In 1858, papal authorities in Bologna kidnapped a seven-year-old Jewish boy named Edgardo Mortara, on the grounds that—since a Catholic nanny had baptized him—he was, according to canon law, a Catholic. Not very different is the case of Shenouda Farouk Bolous, who was found as an infant in an Egyptian church in 2018, and given by a Coptic priest to a childless couple in his congregation. Samuel Tadros explains what followed:
Official adoption was never an option. It is illegal in Islam and hence illegal in Egypt, even for Christians. [The adoptive father’s] niece Mariam was unhappy with the situation.

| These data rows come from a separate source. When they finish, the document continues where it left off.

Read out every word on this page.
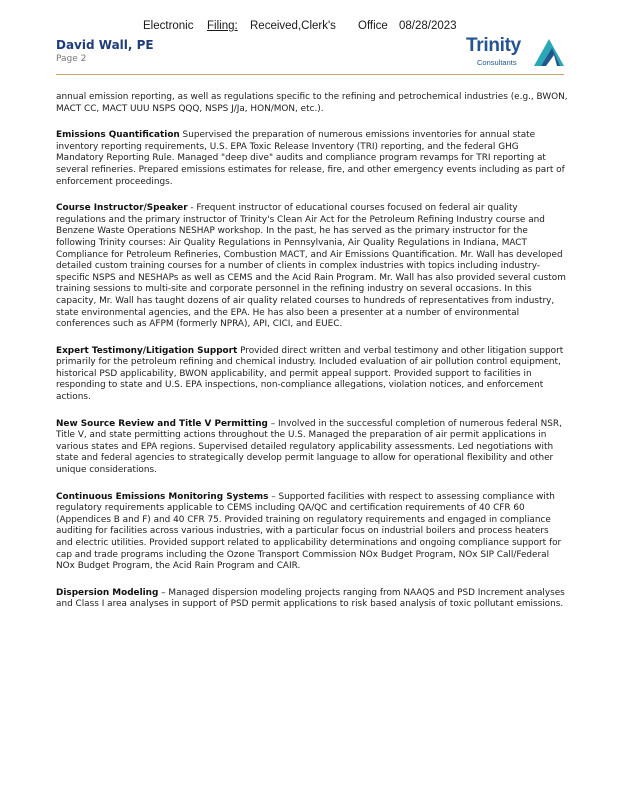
Electronic Filing: Received,Clerk's Office 08/28/2023
David Wall, PE
Page 2
Trinity
Consultants

annual emission reporting, as well as regulations specific to the refining and petrochemical industries (e.g., BWON, MACT CC, MACT UUU NSPS QQQ, NSPS J/Ja, HON/MON, etc.).

Emissions Quantification Supervised the preparation of numerous emissions inventories for annual state inventory reporting requirements, U.S. EPA Toxic Release Inventory (TRI) reporting, and the federal GHG Mandatory Reporting Rule. Managed "deep dive" audits and compliance program revamps for TRI reporting at several refineries. Prepared emissions estimates for release, fire, and other emergency events including as part of enforcement proceedings.

Course Instructor/Speaker - Frequent instructor of educational courses focused on federal air quality regulations and the primary instructor of Trinity's Clean Air Act for the Petroleum Refining Industry course and Benzene Waste Operations NESHAP workshop. In the past, he has served as the primary instructor for the following Trinity courses: Air Quality Regulations in Pennsylvania, Air Quality Regulations in Indiana, MACT Compliance for Petroleum Refineries, Combustion MACT, and Air Emissions Quantification. Mr. Wall has developed detailed custom training courses for a number of clients in complex industries with topics including industry-specific NSPS and NESHAPs as well as CEMS and the Acid Rain Program. Mr. Wall has also provided several custom training sessions to multi-site and corporate personnel in the refining industry on several occasions. In this capacity, Mr. Wall has taught dozens of air quality related courses to hundreds of representatives from industry, state environmental agencies, and the EPA. He has also been a presenter at a number of environmental conferences such as AFPM (formerly NPRA), API, CICI, and EUEC.

Expert Testimony/Litigation Support Provided direct written and verbal testimony and other litigation support primarily for the petroleum refining and chemical industry. Included evaluation of air pollution control equipment, historical PSD applicability, BWON applicability, and permit appeal support. Provided support to facilities in responding to state and U.S. EPA inspections, non-compliance allegations, violation notices, and enforcement actions.

New Source Review and Title V Permitting – Involved in the successful completion of numerous federal NSR, Title V, and state permitting actions throughout the U.S. Managed the preparation of air permit applications in various states and EPA regions. Supervised detailed regulatory applicability assessments. Led negotiations with state and federal agencies to strategically develop permit language to allow for operational flexibility and other unique considerations.

Continuous Emissions Monitoring Systems – Supported facilities with respect to assessing compliance with regulatory requirements applicable to CEMS including QA/QC and certification requirements of 40 CFR 60 (Appendices B and F) and 40 CFR 75. Provided training on regulatory requirements and engaged in compliance auditing for facilities across various industries, with a particular focus on industrial boilers and process heaters and electric utilities. Provided support related to applicability determinations and ongoing compliance support for cap and trade programs including the Ozone Transport Commission NOx Budget Program, NOx SIP Call/Federal NOx Budget Program, the Acid Rain Program and CAIR.

Dispersion Modeling – Managed dispersion modeling projects ranging from NAAQS and PSD Increment analyses and Class I area analyses in support of PSD permit applications to risk based analysis of toxic pollutant emissions.
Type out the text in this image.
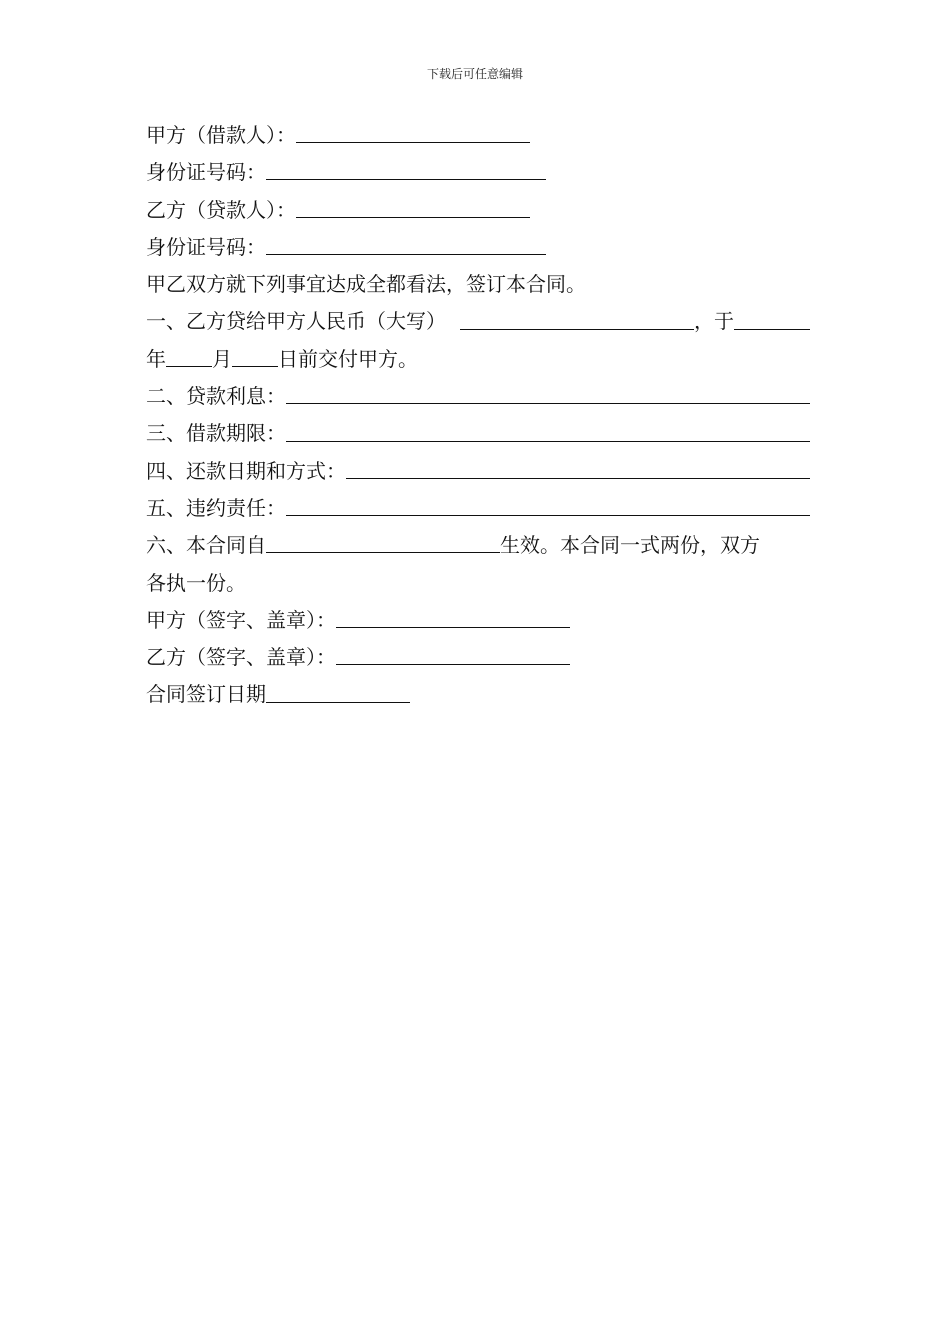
下载后可任意编辑
甲方（借款人）：
身份证号码：
乙方（贷款人）：
身份证号码：
甲乙双方就下列事宜达成全都看法，签订本合同。
一、乙方贷给甲方人民币（大写）	，于
年 月 日前交付甲方。
二、贷款利息：
三、借款期限：
四、还款日期和方式：
五、违约责任：
六、本合同自	生效。本合同一式两份，双方
各执一份。
甲方（签字、盖章）：
乙方（签字、盖章）：
合同签订日期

Under Shariah inheritance laws, imposed on Copts as well as Muslims, she would inherit her childless uncle’s estate. Now Shenouda stood in the way. She made her way to the police station in February 2022 and filed a complaint. The parents were quickly summoned and a DNA test was administered. The public prosecutor’s decision was swift. Shenouda was to be taken from them and placed in an orphanage. But it didn’t stop there. Since the child’s parents couldn’t be ascertained, the child was to be automatically considered a Muslim.
Unlike the case of Mortara—who remained a ward of the Vatican until he became an adult—public outcry and a ruling by senior Islamic jurists led to a happy ending in the case of Shenouda, who was returned to his family. But, Tadros writes, the episode says much about the nature of modern-day Egypt, and of the status of dhimmi, or tolerated minority, assigned to its Christians (and, when they remained, to its Jews).
On the one hand, the state authorities had decided that [Shenouda] was Muslim by virtue of having unknown parents, and took him from the only parents he had known. On the other hand, the outcome of the case showcases a state able to make accommodations for the Coptic minority. Which of these is Egypt? The country with a constitution enshrining equality for all its citizens, regardless of their religion? Or the one whose same constitution declares Islam as the religion of the state and the principles of Shariah as the principal source of legislation? The answer is both and neither.